The Dazz Band is a Cleveland-based funk group formed in 1977, most popular for songs like “Joystick” and “Let It Whip.” It’s also one of the few funk bands founded by a drummer, Isaac Wiley, who died in April of this year. Several original band members, Bobby Harris and Sennie “Skip” Martin are still performing, but a range of new members maintain its legacy. Today the group performs as a re-imagined version of itself and goes by the name of Kinsman Dazz Band. Joseph Payne is one of its latest members.

Overlooked for the music associated with its regional cousins Detroit and Chicago, the massive funk music scene developed in Ohio over the last 50 years deserves its own pilgrimage. If one wants to learn how The Ohio Players, Zapp and Roger, Steve Arrington, Lakeside, Heatwave, Faze-O, The Isley Brothers, The O’Jays, Slave, and Shirley Murdock contributed to the soundscape of Ohio and Black American music in general, there’s an institution of memory dedicated to the life of Ohio funk—The Funk Music Hall of Fame & Exhibition Center (aka TheFunkCenter) in Dayton, where one can visit. Even Cali’s gangsta rap and car cruising culture is heavily associated with Ohio funk. Some might argue that the earliest crip walk happened to Zapp’s “More Bounce to the Ounce” in the late ‘70s. According to Dr. Scot Brown, who professes that “funk, a fusion of jazz, rhythm & blues, and rock, was a popular trend in African American music during the late 1970s,” the “scholarly acknowledgment of Dayton as a funk epicenter is only beginning to emerge.”

The intersection between Toni Morrison and a funk drummer operates at the same frequency of importance to American literature and music. The regional rhythms—the Ohio and Kentucky themes in Beloved and The Bluest Eye can be understood in what famed Ohio bassist Bootsy Collins, under the training of James Brown and Parliament, described as the one. Music writer Mark Reynolds defines the one as “the first beat in a measure, but ‘the one’ is not so much a musicological place as it is a spiritual place, as the navigation of that beat is invested with age-old rhythms and nuances that end up propelling the rest of everything else—the tune, the band, the audience and Brown himself—into a strutting, rump-shaking beatitude.”

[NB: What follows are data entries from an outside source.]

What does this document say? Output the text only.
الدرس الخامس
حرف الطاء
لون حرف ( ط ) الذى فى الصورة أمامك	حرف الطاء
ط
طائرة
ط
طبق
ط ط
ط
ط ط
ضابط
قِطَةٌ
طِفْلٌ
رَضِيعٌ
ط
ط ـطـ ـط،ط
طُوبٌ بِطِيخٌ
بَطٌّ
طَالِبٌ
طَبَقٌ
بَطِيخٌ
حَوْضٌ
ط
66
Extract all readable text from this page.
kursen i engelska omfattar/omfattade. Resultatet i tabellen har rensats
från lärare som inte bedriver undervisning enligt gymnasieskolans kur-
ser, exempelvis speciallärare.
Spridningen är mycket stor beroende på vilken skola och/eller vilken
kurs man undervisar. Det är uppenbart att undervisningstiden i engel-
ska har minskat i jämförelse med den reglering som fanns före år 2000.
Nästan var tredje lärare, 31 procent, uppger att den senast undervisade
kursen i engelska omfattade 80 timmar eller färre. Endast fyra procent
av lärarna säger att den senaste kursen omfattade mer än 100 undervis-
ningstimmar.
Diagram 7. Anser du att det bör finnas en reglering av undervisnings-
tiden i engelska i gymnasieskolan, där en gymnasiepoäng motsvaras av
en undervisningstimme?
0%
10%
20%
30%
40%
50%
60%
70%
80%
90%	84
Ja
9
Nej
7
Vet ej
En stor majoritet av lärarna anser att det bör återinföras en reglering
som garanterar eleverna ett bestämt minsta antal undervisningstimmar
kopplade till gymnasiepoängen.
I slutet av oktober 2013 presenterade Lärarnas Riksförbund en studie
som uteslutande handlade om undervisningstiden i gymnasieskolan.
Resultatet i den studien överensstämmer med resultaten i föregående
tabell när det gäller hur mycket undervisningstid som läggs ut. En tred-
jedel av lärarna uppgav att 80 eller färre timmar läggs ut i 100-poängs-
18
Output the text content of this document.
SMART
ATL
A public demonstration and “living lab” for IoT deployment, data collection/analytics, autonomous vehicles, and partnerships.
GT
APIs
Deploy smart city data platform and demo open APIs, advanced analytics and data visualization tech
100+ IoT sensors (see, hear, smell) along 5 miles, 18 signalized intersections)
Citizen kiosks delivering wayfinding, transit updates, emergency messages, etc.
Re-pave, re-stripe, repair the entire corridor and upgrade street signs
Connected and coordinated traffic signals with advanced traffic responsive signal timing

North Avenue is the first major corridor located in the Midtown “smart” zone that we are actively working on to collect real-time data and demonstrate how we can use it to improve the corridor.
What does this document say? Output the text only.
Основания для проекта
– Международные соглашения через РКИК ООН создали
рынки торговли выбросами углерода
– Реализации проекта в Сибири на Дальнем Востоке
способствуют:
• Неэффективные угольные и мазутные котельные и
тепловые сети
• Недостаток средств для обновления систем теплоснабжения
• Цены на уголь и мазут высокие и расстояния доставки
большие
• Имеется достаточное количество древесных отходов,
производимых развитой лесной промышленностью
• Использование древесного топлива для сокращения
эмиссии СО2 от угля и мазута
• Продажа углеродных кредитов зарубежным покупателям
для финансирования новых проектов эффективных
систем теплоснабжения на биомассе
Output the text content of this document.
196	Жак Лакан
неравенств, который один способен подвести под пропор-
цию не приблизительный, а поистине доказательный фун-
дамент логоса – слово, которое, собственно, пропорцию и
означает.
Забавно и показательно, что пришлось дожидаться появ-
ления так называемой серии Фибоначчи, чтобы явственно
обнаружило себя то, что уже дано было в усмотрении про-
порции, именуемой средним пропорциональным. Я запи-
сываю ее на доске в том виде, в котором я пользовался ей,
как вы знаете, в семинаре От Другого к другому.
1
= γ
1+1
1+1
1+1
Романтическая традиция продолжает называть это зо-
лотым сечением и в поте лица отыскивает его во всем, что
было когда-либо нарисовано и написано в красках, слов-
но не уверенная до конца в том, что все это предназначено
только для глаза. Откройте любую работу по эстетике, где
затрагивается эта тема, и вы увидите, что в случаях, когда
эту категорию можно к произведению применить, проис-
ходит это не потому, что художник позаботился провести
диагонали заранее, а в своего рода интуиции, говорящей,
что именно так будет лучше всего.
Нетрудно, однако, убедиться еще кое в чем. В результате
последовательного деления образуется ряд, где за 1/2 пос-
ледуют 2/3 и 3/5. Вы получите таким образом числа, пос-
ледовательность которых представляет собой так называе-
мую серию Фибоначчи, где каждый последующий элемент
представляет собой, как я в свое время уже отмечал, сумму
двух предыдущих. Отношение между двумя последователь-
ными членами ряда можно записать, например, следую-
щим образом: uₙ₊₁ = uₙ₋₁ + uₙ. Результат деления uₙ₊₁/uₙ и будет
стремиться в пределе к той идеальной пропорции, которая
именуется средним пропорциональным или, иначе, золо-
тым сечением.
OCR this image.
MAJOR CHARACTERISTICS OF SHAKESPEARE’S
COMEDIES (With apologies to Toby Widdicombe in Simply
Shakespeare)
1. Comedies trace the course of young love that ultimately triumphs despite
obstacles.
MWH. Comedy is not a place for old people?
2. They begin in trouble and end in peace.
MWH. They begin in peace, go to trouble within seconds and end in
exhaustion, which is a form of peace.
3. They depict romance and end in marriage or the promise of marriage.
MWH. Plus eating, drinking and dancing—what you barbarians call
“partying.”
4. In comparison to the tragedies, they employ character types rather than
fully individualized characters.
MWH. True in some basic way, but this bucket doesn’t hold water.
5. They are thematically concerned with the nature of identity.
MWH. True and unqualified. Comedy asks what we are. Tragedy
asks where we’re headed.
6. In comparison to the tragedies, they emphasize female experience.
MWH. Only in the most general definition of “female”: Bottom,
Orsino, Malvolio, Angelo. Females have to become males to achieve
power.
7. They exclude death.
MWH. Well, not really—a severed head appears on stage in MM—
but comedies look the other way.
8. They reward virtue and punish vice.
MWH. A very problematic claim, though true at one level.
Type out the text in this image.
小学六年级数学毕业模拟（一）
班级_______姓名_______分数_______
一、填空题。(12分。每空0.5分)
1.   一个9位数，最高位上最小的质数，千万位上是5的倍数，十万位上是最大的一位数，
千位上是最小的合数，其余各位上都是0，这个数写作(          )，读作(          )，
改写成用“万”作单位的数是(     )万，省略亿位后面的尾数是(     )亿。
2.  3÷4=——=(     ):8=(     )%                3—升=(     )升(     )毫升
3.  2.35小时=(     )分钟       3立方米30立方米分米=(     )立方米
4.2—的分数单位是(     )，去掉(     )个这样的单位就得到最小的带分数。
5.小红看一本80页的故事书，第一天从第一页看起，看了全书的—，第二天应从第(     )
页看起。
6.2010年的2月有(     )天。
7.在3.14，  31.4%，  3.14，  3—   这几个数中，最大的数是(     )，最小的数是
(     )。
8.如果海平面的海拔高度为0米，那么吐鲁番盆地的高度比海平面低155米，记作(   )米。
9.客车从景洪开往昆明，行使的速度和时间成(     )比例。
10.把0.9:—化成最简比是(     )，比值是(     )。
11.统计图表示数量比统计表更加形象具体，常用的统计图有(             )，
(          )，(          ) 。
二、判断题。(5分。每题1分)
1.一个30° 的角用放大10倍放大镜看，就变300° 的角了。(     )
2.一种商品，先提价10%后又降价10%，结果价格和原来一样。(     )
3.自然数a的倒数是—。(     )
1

Anyone who reads Toni Morrison understands how each book, each character for readers, is a journey into complexity and impeccable pacing and timing. Her non-linear writing style functions like the first beat in the measure of the funk’s return to the one. She takes you back over and over again to the untraceable beginning, leaving you waiting for the clues you need to reach each story’s ending. In The Source of Self-Regard, Morrison shares secrets about her process and how her imagination begins at Lake Erie, less than 10 minutes from the home where she was born—and 10 minutes from the home with three drum kits in the room where she took not her last, but her first breath. From Toni we learn that storytelling is music and from funk we learn that Black texts can be read from the stage to the page. Listen closely.